Тогда остается любить процесс? Чего-то желать, добиваться. Женщин, денег, размеренной жизни. Так ведь она и так размеренная. Детей что ли завести и растить, только не очень понятно, зачем мне это. Не было никакой среды, которой хотелось бы принадлежать, кому завидовать, чьи правила игры принимать или же нет. Теперь остались только личные истории. Даже советской власти нет, чтобы над ней издеваться. А что тут может быть взамен? Ну не над быдлом же.
Нет общего слоя приключений, они находились теперь внутри частной жизни, так что и похвастаться не перед кем. Я даже и не думал теперь зайти к Галкиной, потому что приступ темного желания войти с ней в соответствие, посетивший меня с месяц назад, как-то рассосался. Окончательно, наверное, после башиловского рассказа, как она в гости заходила, а отчасти я просто не знал, как с ней быть. Что мне с ней делать, что нам вместе делать. Мало того, что я не знал, что ей интересно и чего она хочет, так я и про себя этого не знал.
Дойдя до дому, я отчего-то внутрь не пошел. Конечно, по инерции, все же по 0,5 на человека, трезвым я не был, отчего и желание оказалось неожиданным. Я сообразил, что возле киоска вроде бы появилась тетка, торговавшая вареной кукурузой. Очень захотелось вареной кукурузы. Повернул обратно, так все и было. Купил початок, намазал его солью, отошел на аллею, мягко раскачивавшуюся перед нетрезвыми глазами. Подумал, что нехорошо будет, если столкнусь тут с Галкиной, но она бы вряд ли стала заходить в киоск – она там ничего не покупала, считая тамошние продукты недоброкачественными, а иного смысла появиться тут ей не было. Тем более что аллея прикрывалась листвой, так что с улицы сидящих там различить можно было только при желании это сделать.

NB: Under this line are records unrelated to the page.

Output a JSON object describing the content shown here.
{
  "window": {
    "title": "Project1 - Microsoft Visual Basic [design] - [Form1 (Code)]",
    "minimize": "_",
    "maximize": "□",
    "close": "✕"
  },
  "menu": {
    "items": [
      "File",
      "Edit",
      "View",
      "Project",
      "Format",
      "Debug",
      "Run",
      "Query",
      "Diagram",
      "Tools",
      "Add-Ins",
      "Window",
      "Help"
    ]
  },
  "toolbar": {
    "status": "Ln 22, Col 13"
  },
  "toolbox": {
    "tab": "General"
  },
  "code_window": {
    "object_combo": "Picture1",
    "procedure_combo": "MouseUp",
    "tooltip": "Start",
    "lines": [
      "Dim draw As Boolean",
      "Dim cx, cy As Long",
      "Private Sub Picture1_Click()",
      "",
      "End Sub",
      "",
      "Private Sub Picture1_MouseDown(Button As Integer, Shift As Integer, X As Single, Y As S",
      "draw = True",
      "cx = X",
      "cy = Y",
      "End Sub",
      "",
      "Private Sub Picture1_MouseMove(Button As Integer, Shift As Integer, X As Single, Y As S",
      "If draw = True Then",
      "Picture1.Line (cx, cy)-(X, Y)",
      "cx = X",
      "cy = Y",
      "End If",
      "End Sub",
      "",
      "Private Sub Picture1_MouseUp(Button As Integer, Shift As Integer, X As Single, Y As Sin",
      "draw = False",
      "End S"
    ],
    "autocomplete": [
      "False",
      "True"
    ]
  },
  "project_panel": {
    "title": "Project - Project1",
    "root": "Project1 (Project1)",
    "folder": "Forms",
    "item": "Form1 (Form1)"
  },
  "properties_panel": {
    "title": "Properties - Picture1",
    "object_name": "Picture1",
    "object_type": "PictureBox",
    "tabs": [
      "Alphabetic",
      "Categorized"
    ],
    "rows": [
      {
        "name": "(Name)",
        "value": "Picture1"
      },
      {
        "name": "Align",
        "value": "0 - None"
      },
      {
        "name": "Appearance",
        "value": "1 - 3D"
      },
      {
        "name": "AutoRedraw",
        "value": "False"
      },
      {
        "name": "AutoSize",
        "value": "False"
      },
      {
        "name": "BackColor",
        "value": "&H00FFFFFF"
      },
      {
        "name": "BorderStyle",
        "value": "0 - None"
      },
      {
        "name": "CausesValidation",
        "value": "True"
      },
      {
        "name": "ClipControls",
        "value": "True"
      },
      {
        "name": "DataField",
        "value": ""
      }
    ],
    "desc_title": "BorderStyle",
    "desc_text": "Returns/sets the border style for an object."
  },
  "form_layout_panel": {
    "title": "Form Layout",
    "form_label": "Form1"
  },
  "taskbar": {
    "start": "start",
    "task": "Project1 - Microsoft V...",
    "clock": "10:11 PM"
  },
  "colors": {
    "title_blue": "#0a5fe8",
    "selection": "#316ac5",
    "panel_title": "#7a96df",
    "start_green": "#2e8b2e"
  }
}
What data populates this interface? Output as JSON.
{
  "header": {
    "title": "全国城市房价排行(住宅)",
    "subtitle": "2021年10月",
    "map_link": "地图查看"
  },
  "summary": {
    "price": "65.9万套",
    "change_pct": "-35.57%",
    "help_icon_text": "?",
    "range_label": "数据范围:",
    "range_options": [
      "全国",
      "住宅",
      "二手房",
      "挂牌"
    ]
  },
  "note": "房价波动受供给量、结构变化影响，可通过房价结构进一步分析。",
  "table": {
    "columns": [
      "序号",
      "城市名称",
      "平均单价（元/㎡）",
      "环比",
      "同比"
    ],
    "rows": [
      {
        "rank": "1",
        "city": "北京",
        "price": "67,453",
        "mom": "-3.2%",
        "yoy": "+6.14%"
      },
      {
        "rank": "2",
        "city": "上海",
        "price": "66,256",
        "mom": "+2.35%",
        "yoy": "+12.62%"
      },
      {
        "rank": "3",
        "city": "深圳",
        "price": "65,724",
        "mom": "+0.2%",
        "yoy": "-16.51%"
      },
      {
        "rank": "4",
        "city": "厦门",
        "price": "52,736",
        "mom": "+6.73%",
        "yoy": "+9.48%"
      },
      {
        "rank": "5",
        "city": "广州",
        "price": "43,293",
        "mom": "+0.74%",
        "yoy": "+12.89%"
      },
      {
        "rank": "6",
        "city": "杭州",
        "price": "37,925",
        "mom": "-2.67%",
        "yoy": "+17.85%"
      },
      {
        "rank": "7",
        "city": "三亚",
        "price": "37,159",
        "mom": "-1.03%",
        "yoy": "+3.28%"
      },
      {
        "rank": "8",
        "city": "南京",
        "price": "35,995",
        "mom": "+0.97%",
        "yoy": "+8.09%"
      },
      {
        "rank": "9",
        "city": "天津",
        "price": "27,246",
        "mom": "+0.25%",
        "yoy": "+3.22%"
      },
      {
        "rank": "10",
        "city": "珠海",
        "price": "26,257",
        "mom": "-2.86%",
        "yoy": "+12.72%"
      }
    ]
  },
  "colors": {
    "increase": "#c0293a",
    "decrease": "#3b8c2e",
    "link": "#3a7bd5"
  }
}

Но там был другой человек, – о котором я отчего-то совсем забыл. Собственно, не человек. Это был Голем или как его там – Саша? Он был вместе с еще одним обитателем сквота, захожим обитателем, он забредал только изредка. Он был что ли художником, притом, кстати, был жутко похож на Галчинскую. Будто брат, только что не близнец, хотя им явно не был. Такие вот у нас тут игры природы.
Они сидели на лавочке и что ли пили. Я поздоровался, подсел к ним, стал есть кукурузу. А они вовсе не пили, а курили, запивая минералкой.
– Давно, кстати, не было немых трипов, – говорил художник. – Скорее даже слуховые галлюцинации. Немое успокаивает, даже если ужасно, а звук грузит.
– А я летом такое пробовал просто придумать. Странный эффект.
– Немое придумать? Это невозможно, любая мысль на слух, да и изображать в полной немоте не получается. Поскольку как же тогда мыслить.
– Можно-можно. Зато потом затыкает так, что вообще можно говорить только общепринятые фразы, ну штампы.
– Думать, одновременно отстраняясь от процесса? Но все равно же что-то думает. Процесс идет, и машина гудит, ты просто отходишь от нее и слышишь шум, как бы издалека.
– Нет, это уже как бы доводя мессиджи до взаимного уничтожения.
– Но все ж машинерия нужна, хотя бы для появления минимального мессиджа, а уж потом они друг друга съедят. Впрочем, раз так, то, стало быть, есть еще какая-то таблица Менделеева, по которой они друг друга съедают.
– О! Конечно, есть, она-то и интересна.
– Но редко себя кажет… хотя если уж кажет, то мало никому не кажется. Надо ее засветить и уличить. Пока, правда, не под силу, – задумался художник и замолчал явно надолго.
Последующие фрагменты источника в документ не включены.